Sur les libertés, les institutions et, plus globalement, sur ce "mouvement de refus républicain" - de l'affaire Tapie au fichier Edvige en passant par le limogeage du contrôleur général de la police en Corse - que M. Bayrou aimerait porter, il y a d'indéniables convergences entre le MoDem et le PS. Il est loin d'en être de même au chapitre économique et social, en dehors de la lutte contre les déficits publics et pour le désendettement. Dans un entretien au Nouvel Observateur, Jean Peyrelevade, vice-président du MoDem, tient un discours très libéral sur la suppression totale des 35 heures et de l'ISF et veut pour "rétablir les finances publiques, privilégier l'appareil productif au détriment des ménages".
Le PS peut difficilement s'allier avec un "ami" qui veut sa perte. Il y a un consensus sur ce point, même si Mme Royal critique le "double langage" interne avec des alliances locales et un discours national fermé. Mme Aubry s'est alliée, au deuxième tour des municipales à Lille, avec le MoDem. "C'est un accord politique, pas électoraliste", avait-elle souligné. Pierre Moscovici invite le PS à "ne pas basculer dans une alliance au centre" et s'allie avec "La ligne claire" de Gérard Collomb et Jean-Noël Guérini, qui sont ouverts au "discours réformiste" de M. Bayrou.

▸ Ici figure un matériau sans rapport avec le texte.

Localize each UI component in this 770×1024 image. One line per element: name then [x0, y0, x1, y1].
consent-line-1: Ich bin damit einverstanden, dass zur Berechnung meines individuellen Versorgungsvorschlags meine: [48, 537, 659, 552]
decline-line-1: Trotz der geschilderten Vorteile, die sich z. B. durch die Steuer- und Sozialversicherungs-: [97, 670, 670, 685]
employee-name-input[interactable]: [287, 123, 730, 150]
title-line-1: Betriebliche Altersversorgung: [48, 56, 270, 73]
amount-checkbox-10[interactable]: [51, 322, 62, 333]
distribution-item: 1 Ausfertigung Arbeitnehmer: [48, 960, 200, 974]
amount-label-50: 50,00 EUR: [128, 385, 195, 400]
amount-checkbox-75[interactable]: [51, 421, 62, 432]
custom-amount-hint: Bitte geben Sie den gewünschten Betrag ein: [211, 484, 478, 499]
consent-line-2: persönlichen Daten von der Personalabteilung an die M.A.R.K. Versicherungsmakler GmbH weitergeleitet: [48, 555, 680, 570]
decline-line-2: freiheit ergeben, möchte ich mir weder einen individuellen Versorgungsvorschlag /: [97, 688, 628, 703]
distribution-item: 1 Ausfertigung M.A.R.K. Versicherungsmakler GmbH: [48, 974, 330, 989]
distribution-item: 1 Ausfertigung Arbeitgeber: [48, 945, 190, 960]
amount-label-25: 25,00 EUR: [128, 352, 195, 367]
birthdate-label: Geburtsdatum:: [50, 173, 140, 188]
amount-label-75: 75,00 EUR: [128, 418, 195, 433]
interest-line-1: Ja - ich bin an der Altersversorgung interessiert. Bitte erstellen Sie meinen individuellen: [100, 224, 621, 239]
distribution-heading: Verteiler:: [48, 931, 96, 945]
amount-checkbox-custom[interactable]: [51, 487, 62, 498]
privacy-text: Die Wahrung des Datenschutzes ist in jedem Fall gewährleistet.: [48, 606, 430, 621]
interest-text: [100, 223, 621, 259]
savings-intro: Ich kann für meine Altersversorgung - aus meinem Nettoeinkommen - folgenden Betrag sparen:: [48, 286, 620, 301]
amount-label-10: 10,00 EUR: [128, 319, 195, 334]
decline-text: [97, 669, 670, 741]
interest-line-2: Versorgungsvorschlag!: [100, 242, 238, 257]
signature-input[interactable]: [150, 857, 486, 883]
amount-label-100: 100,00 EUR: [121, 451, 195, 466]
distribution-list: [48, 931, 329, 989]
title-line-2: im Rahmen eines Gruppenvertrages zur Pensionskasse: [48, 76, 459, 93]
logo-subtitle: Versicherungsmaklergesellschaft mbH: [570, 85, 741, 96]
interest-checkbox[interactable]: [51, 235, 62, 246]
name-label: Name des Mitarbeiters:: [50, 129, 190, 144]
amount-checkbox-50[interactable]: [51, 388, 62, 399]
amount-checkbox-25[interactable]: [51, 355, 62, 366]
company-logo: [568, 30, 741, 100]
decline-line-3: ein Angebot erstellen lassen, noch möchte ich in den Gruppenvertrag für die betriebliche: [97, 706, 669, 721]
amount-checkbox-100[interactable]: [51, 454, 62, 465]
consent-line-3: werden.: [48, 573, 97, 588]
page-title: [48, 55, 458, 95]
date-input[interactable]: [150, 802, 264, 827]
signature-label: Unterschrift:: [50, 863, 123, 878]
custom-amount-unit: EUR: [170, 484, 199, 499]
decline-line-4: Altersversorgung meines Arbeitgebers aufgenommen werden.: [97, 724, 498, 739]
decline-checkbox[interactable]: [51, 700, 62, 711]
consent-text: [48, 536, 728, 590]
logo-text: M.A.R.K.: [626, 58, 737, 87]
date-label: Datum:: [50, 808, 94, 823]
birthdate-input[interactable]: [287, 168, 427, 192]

L'ambiguïté est encore plus forte chez M. Delanoë, qui déjà doit se sortir des impasses consistant à s'allier virtuellement avec M. Hollande en étant entouré de ses principaux censeurs, au risque d'incarner plus la continuité que le renouveau. Un de ses principaux soutiens, Michel Rocard appelait, dans Le Monde du 14 avril 2007, Mme Royal et M. Bayrou à s'engager, avant le premier tour de la présidentielle, dans la voie d'une "alliance nécessaire". "Sur les urgences d'aujourd'hui, affirmait l'ancien premier ministre, rien d'essentiel ne sépare plus en France les sociaux-démocrates et les démocrates sociaux, c'est-à-dire les socialistes et les centristes". Et le 5 mai, M. Rocard avait salué le "courage" de Mme Royal prête à prendre des ministres UDF. Aujourd'hui, le PS ne peut miser ni sur une gauche en miettes ni sur un centre en pointillés. Mais ce cache-cache entre faux amis risque de rebondir avant 2012.